By evening, the fire was only 70% under control because of the strong winds and high temperatures, Civil Protection commander Pedro Nunes said, adding there were currently no homes or villages at risk.
“The worst-case scenario happened,” said Nunes. He said firefighters would adopt techniques overnight to put out the flames, including using four bulldozers provided by the armed forces.
Even though humidity is expected to remain low, the wind is set to lose strength in the early hours of Tuesday, which could help firefighters end the wildfire, Nunes added.
Covered in eucalyptus and pine trees, central Portugal is frequently hit by summer blazes, with hilly terrain making it especially difficult for firefighters to reach.

’THERE WAS NO ONE’
Villagers, as well as authorities in Macao and Vila de Rei, areas in the heart of the fire zone, said there were not enough firefighters and resources to combat the flames.
Sheep farmer Joaquim Ribeiro told Reuters there were no firefighters when the blaze arrived at his village in Macao, forcing him to transfer his animals elsewhere. “It was pandemonium.”
Another sheep farmer, Fernando Cardoso, said he rushed to a nearby fire station as the flames approached his village but the firefighters told him they could not help until given the green light.
“The fire appeared out of nowhere,” he said. “When we got here, there were flames everywhere, no place to turn, no firefighters, there was no one.”
Local authorities have also pointed the finger at Portugal’s Socialist government, led by Prime Minister Antonio Costa.
Speaking to Lusa news agency, the deputy mayor of Vila de Rei, Paulo Cesar, accused the government of not being able to prevent wildfires.
“The municipality is fed up with these successive fires linked to criminal activity and is fed up of seeing the state fail again,” he said.

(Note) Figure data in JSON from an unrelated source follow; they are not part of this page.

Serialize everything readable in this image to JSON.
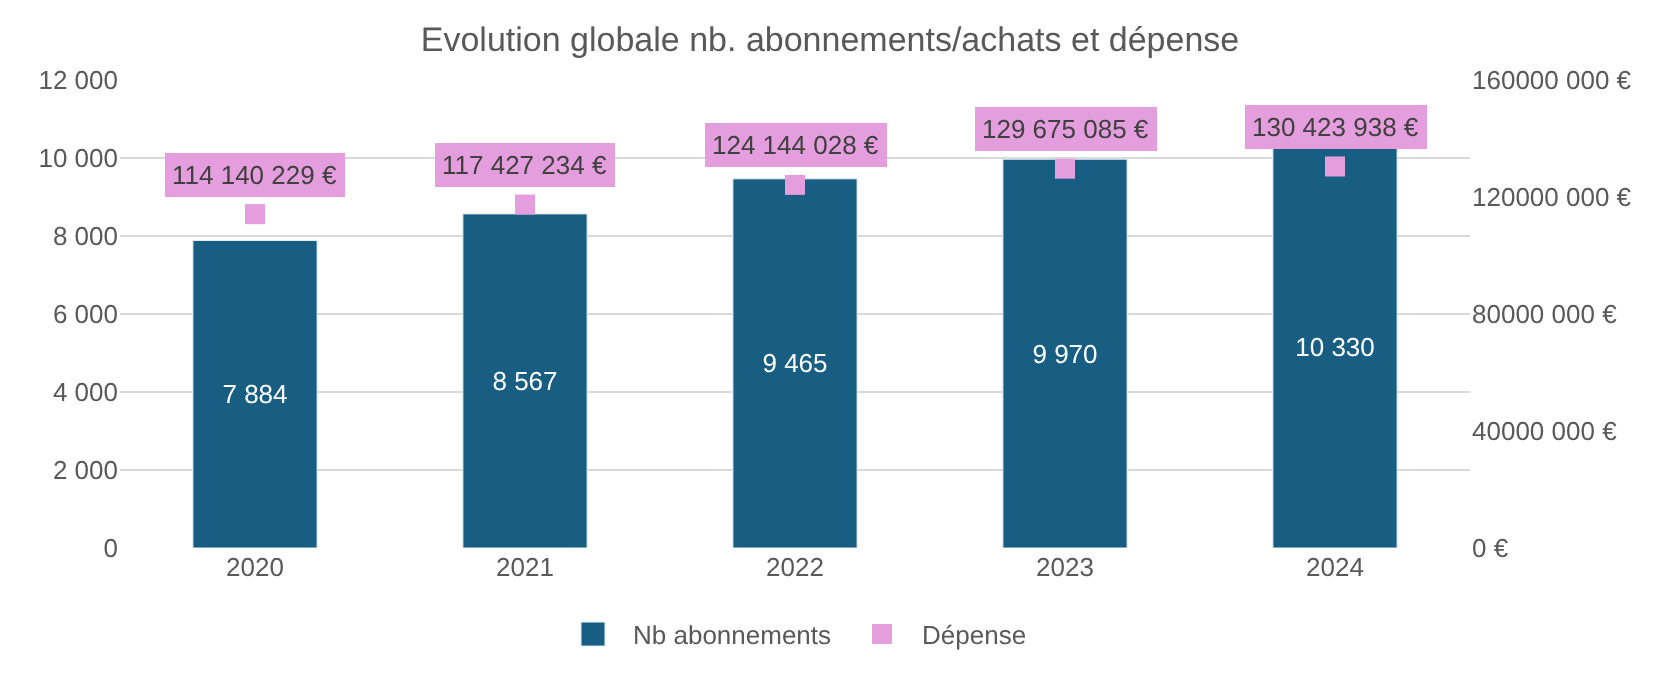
{
  "chart_data": {
    "type": "bar",
    "title": "Evolution globale nb. abonnements/achats et dépense",
    "categories": [
      "2020",
      "2021",
      "2022",
      "2023",
      "2024"
    ],
    "series": [
      {
        "name": "Nb abonnements",
        "color": "#175e82",
        "values": [
          7884,
          8567,
          9465,
          9970,
          10330
        ],
        "value_labels": [
          "7 884",
          "8 567",
          "9 465",
          "9 970",
          "10 330"
        ]
      },
      {
        "name": "Dépense",
        "type": "scatter",
        "axis": "y2",
        "color": "#e59edd",
        "marker": "square",
        "values": [
          114140229,
          117427234,
          124144028,
          129675085,
          130423938
        ],
        "value_labels": [
          "114 140 229 €",
          "117 427 234 €",
          "124 144 028 €",
          "129 675 085 €",
          "130 423 938 €"
        ]
      }
    ],
    "ylim": [
      0,
      12000
    ],
    "yticks": [
      0,
      {
        "value": 2000,
        "label": "2 000"
      },
      {
        "value": 4000,
        "label": "4 000"
      },
      {
        "value": 6000,
        "label": "6 000"
      },
      {
        "value": 8000,
        "label": "8 000"
      },
      {
        "value": 10000,
        "label": "10 000"
      },
      {
        "value": 12000,
        "label": "12 000"
      }
    ],
    "y2lim": [
      0,
      160000000
    ],
    "y2ticks": [
      {
        "value": 0,
        "label": "0 €"
      },
      {
        "value": 40000000,
        "label": "40000 000 €"
      },
      {
        "value": 80000000,
        "label": "80000 000 €"
      },
      {
        "value": 120000000,
        "label": "120000 000 €"
      },
      {
        "value": 160000000,
        "label": "160000 000 €"
      }
    ],
    "grid": "y",
    "legend": "bottom"
  }
}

Asked by reporters about the complaints, Costa said the mayors were “primarily responsible” for protecting their own municipalities from wildfires through “proper management of their territory.”
Internal Administration Minister Eduardo Cabrita said police had opened an investigation into the fires. Portugal’s judiciary police have collected evidence and artifacts that could be related to the fires’ origin, an official told Lusa news agency.
In a statement, police said a 55-year-old man was detained on suspicion of starting a blaze in the Portuguese district of Castelo Branco. But a police source, quoted by Portuguese newspaper Observador, said the detention was not related to the fires in question.
The police did not reply to a Reuters request for comment.
Civil Protection said 1,079 firefighters were on the ground, backed up by 347 firefighting vehicles.
Spain said late on Monday that it was sending two aircraft to help tackle the fires in Portugal.